3. Ubiquity: Somehow, the discussion of free municipal Wi-Fi networks seems to have dropped off the radar. But it's time to restart that discussion. It's certainly true that there are more and more free Wi-Fi hotspots every day. But why should I have to go hunting for an access spot? I want free, or at least super-cheap, broadband mobile access whenever and wherever I want it, whether for my laptop or for my smart-phone. The mobile broadband services available through phone companies, like the smart-phone data plans, are still too pricey.
The goal in all these cases should be moving us toward a world where the Internet is everywhere. Only when we're all there, with affordable devices and access, will we see the next great wave of mobile innovation.
One final thought. There's been a lot of discussion about the issue of lockups and the latest smart-phones. That refers to the exclusive arrangements between a smart-phone maker, say Apple, and the phone company, AT&T, to be the only provider of a device like the iPhone. Palm has a similar arrangement with Sprint for the Pre, and BlackBerry with Verizon for the Storm.
Critics have labeled these arrangements anti-competitive and bad for consumers, in large part because they limit choice. There have been congressional hearings and now word that the Federal Communications Commission is going to investigate them.

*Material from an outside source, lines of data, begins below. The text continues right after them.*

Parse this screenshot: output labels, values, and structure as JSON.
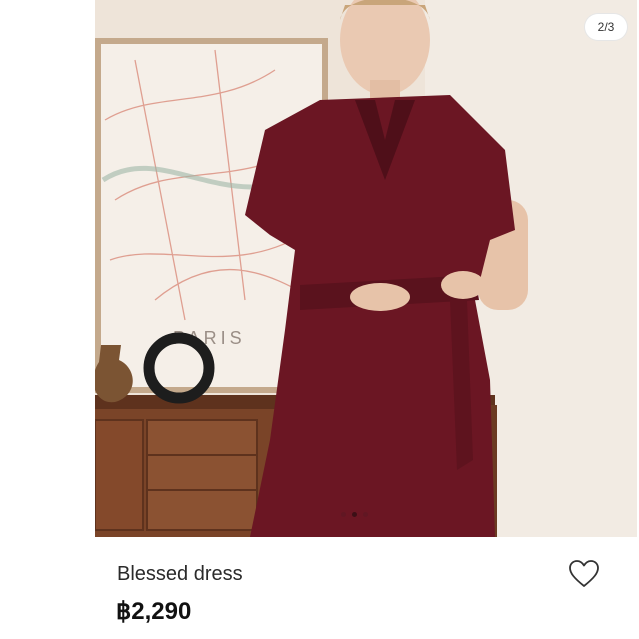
{
  "gallery": {
    "counter": "2/3",
    "poster_text": "PARIS",
    "dots_count": 3,
    "active_dot": 1
  },
  "product": {
    "name": "Blessed dress",
    "price": "฿2,290"
  },
  "icons": {
    "favorite": "heart-outline-icon"
  },
  "colors": {
    "dress": "#6b1623",
    "price": "#111111"
  }
}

But these lockups don't really bother me. Given the heavy research and development costs for device makers and marketing costs for service providers, I think letting them have exclusive arrangements is necessary to bring these gadgets to market. Practically speaking, for something like the iPhone and the Pre to be available on every network would involve far more development costs than most people realize.
And that's the legacy of bad decisions made years ago to allow different phone companies in the U.S. to adopt different cell phone technologies for their networks. So Palm would have to build a different version of the Pre to get a device that works on AT&T's network. Requiring the phone makers to do so, I think, would be an unfair burden.
There's good news here, though; the next generation of wireless technology will make this problem go away.